How to get a list of all Huggingface download redirections to whitelist?

I work inside a secure corporate VPN network, so I’m unable to download Huggingface models using from_pretrained commands. However, I can request the security team to whitelist certain URLs needed for my use-case.

The security team has already whitelisted the ‘huggingface.co’ and ‘cdn-lfs.huggingface.co’ URLs. I can now download the files from repo but the loading functions from_pretrained still don’t work.

I think it’s getting blocked while redirecting the requests internally. So, is there a way to know all (hop) URLs I can request to whitelist to make the load functions work?

Thanks in advance.

3 Likes

hi @ayadav

Can you give more details, like error logs, etc?

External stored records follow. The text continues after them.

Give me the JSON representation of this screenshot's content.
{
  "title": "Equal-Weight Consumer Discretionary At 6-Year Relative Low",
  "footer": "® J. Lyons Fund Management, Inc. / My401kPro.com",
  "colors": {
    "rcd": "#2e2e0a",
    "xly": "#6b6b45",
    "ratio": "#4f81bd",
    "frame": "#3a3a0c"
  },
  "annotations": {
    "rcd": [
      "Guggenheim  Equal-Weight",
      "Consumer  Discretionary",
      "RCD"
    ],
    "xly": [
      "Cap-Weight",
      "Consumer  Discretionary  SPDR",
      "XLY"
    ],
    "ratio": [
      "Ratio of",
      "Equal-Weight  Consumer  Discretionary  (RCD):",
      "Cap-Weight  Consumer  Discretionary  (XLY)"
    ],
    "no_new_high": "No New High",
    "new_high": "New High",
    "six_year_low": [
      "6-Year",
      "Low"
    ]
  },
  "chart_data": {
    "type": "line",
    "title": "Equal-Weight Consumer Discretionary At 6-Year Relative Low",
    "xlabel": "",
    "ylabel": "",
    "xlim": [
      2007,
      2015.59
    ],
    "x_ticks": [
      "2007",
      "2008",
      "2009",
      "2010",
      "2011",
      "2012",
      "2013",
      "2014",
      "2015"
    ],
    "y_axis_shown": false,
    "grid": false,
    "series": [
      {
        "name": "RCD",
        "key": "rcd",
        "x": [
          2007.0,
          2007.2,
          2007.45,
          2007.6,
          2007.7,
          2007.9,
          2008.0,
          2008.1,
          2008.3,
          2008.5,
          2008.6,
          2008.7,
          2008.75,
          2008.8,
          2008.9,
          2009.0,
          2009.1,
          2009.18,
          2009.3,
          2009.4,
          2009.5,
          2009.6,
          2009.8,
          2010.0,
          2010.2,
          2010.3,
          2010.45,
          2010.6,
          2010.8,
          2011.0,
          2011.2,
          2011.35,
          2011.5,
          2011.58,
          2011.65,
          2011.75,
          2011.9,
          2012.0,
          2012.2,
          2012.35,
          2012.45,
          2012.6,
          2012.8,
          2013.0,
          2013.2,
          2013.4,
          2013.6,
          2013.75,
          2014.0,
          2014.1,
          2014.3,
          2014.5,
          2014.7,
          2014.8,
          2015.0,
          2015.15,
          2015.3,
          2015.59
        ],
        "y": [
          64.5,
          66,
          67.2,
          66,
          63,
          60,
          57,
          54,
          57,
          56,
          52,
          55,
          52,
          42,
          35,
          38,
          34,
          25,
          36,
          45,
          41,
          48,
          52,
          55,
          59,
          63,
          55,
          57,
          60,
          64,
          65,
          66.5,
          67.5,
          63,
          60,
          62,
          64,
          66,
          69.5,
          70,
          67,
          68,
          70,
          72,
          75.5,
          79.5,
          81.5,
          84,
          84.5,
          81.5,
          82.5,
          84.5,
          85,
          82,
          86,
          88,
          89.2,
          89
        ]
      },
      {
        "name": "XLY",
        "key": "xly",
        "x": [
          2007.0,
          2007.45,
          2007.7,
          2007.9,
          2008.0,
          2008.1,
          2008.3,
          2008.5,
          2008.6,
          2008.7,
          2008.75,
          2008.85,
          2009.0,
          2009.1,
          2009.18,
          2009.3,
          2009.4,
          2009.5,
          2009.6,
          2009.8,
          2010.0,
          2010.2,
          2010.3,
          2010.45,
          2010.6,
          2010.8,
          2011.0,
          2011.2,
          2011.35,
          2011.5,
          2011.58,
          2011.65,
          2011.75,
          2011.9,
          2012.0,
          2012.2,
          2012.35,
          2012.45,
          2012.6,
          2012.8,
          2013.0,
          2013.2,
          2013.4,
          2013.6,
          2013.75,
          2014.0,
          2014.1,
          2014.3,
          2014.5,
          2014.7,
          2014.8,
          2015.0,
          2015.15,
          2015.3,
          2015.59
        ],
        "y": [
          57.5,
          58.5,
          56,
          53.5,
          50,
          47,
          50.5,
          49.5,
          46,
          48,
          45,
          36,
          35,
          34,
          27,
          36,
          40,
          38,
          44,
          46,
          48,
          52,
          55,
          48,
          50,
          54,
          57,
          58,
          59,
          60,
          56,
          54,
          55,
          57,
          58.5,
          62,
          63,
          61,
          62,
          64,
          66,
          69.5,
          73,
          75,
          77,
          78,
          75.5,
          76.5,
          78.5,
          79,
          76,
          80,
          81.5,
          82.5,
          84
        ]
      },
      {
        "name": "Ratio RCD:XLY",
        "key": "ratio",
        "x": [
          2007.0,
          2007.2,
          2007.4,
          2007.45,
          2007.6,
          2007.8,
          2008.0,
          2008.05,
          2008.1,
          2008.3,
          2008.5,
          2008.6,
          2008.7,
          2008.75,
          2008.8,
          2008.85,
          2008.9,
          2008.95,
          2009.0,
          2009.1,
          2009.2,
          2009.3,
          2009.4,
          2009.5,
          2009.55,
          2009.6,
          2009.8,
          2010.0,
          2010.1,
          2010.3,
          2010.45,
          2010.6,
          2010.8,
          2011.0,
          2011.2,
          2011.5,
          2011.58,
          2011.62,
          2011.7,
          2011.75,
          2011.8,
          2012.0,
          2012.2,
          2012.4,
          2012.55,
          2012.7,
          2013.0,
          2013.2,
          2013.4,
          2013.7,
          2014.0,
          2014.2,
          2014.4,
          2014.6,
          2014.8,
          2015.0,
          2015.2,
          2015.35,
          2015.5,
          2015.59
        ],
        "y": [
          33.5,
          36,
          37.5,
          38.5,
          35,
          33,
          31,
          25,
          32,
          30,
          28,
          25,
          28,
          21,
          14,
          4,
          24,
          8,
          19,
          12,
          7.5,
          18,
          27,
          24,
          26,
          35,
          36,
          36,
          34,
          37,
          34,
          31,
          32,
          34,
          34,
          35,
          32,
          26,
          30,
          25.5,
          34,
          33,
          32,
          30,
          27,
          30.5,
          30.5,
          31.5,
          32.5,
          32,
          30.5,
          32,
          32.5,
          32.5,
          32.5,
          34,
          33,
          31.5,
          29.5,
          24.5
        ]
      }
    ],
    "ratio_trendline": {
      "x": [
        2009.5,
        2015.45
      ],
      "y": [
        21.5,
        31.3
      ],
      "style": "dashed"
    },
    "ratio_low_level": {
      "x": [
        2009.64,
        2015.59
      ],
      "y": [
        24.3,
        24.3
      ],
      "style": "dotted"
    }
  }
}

Is there any update on this?

1 Like

Having the same issue. Is there a listing of URLs that we can whitelist? Also if there are any planned changes to URLs is there a roadmap so we can stay on top of it?

1 Like

I’ll try to supply error logs next time I encounter it, but it has come up multiple times for me as well. When we try to call <model>.from_pretrained("repo") in our DataBricks environment, we get an SSL error about not having the proper certificate. We’ve also gotten a max_retries error but I can’t say for certain if that was due to the underlying whitelist request. There are ways around this, but if HF published a domain list that we could use to properly configure our environments, that would be very useful!

2 Likes

hi! any updates on this? or any alternatives to follow meanwhile? I am about to try downloading a model and going offline and then pushing it up to databricks. Yet, if you had a better idea, or tried this before, I’d like to hear.

I have same issue with download from different cdn name.
After our IT team added
http://huggingface.co/ and
http://cdn-lfs.huggingface.co/ in whitelist.

For example, it is work for download meta-llama/Llama-2-13b-chat.
But error when the cdn become cdn-lfs-us-1.huggingface.co or other regions.

Update? Same issue here. I’ve gotten around by using my home network to connect to the hf repo and download to my workstation cache. Then I reconnect to VPN into the corporate network and copy from my workstation to the server cache. This is painfully slow.

FWIW curl -IL test shows redirection (302 responses) from the repo when I am connected to the corporate network (fails to download). However on my home network there are no redirects (successful download). Is there an issue with general redirection handling?